The past two election cycles have seen the collapse of bankrupt cryptocurrency exchange FTX and its founder Sam Bankman, who was sentenced to 25 years in prison in March for stealing more than $8 billion in customer funds through FTX. Spending from Mr. Freed drew attention.
This year’s donor list is stronger, but with significant funding from companies that have long been at odds with SEC Chairman Gensler. These include Coinbase and blockchain giant Ripple Labs. Prominent venture fund Andreessen Horowitz, who has a large portfolio of crypto companies, is one of the other major contributors.
Many well-known companies in the crypto industry also made significant contributions in 2024.
Cameron and Tyler Winklevoss are among the largest individual cryptocurrency donors this election cycle, contributing a combined $10.1 million, according to FEC filings.
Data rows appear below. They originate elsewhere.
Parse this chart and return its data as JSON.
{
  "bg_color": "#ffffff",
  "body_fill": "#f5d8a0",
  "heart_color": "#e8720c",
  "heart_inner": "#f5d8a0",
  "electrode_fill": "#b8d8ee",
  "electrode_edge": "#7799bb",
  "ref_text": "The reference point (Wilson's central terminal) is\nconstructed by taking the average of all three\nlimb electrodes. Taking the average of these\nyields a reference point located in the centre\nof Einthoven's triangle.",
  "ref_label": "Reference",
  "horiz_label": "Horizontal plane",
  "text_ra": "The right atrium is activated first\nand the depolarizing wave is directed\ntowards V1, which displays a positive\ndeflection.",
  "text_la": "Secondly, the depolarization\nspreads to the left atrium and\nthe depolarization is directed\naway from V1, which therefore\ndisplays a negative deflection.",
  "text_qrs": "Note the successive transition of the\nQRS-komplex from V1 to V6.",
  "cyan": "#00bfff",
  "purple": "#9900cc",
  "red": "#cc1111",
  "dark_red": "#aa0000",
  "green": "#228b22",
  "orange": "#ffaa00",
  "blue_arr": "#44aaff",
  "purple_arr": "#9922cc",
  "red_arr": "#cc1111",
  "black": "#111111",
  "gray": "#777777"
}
Ripple’s top executives have donated millions of dollars, led by billionaire founder Chris Larsen, who has contributed about $12 million this cycle.
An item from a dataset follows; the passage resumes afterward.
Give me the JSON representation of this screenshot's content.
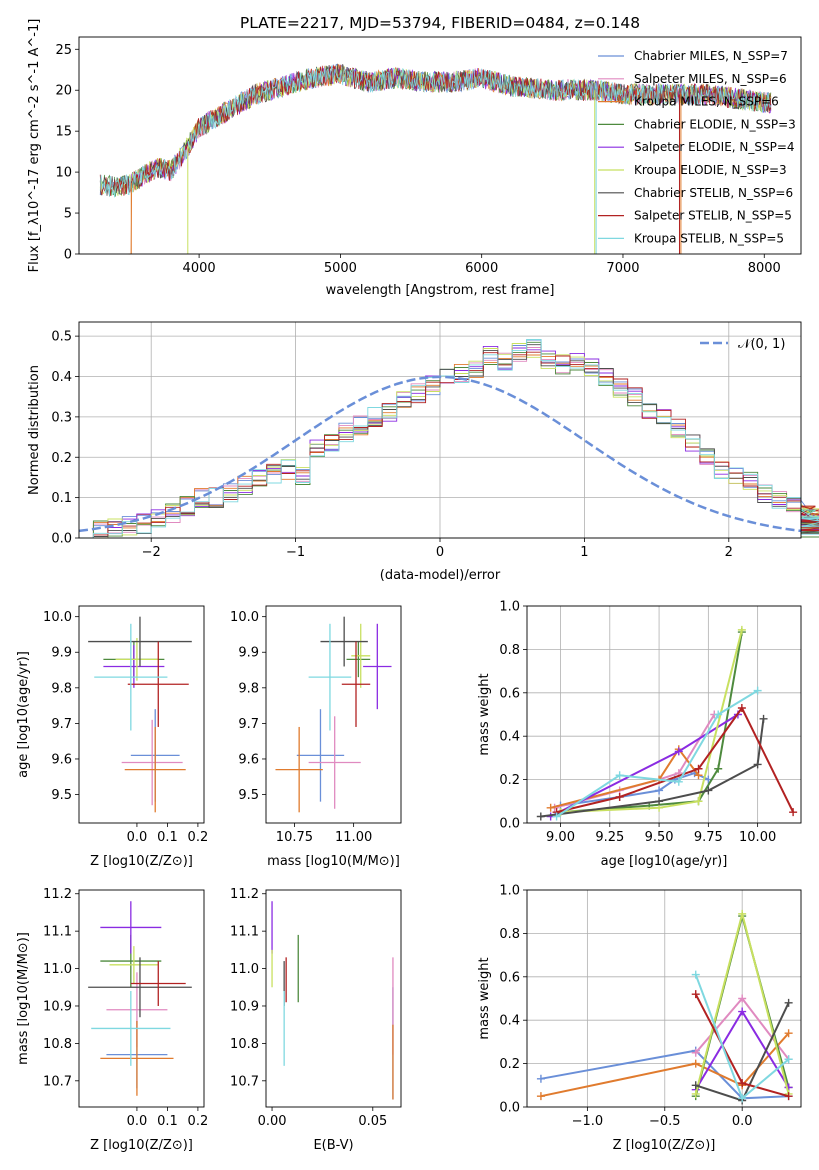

Coinbase CEO Armstrong has donated more than $1.3 million for the Senate to a combination of PACs including Fair Shake and J.D. Vance. It also donated directly to Democrats and Republicans running for House and Senate seats. Paul Grewal, Coinbase’s chief legal officer, has attended at least two Trump fundraising events, including one in Nashville, Tennessee, on the sidelines of the year’s biggest Bitcoin event.
Kraken Chairman Jesse Powell donated more than $1 million to the Trump campaign.
Other individual crypto contributors include former Bitfinex head of strategy Phil Potter (over $1.6 million), Multicoin Capital’s Kyle Samani ($878,600), and Paradigm co-founder Fred – Includes Arsam ($735,400), Union Square Ventures partner Fred Wilson ($1.4 million), and Paxos. CEO Charles Cascarilla ($198,500), BitGo CEO Mike Belshe ($119,825), Solana co-founder Anatoly Yakovenko ($67,100), and Xapo Bank founder Wences Casares ($374,899).
Armstrong reportedly met with the president-elect this week to discuss the appointment. Throughout the day, conversations arose about the possibility of the White House’s first crypto czar. By the end of the week, Gensler, SEC chairman and longtime crypto opponent whose term ends in June 2026, announced he would step down on Inauguration Day.
One of Trump’s promises to crypto fans during his campaign was that if elected, he would fire the SEC chief and choose a crypto-friendly regulator. Gensler may have looked at the pressures he was facing across Washington and decided it wasn’t worth enduring.
“Welcome to the most pro-crypto Congress in American history,” Armstrong wrote to X on November 5th.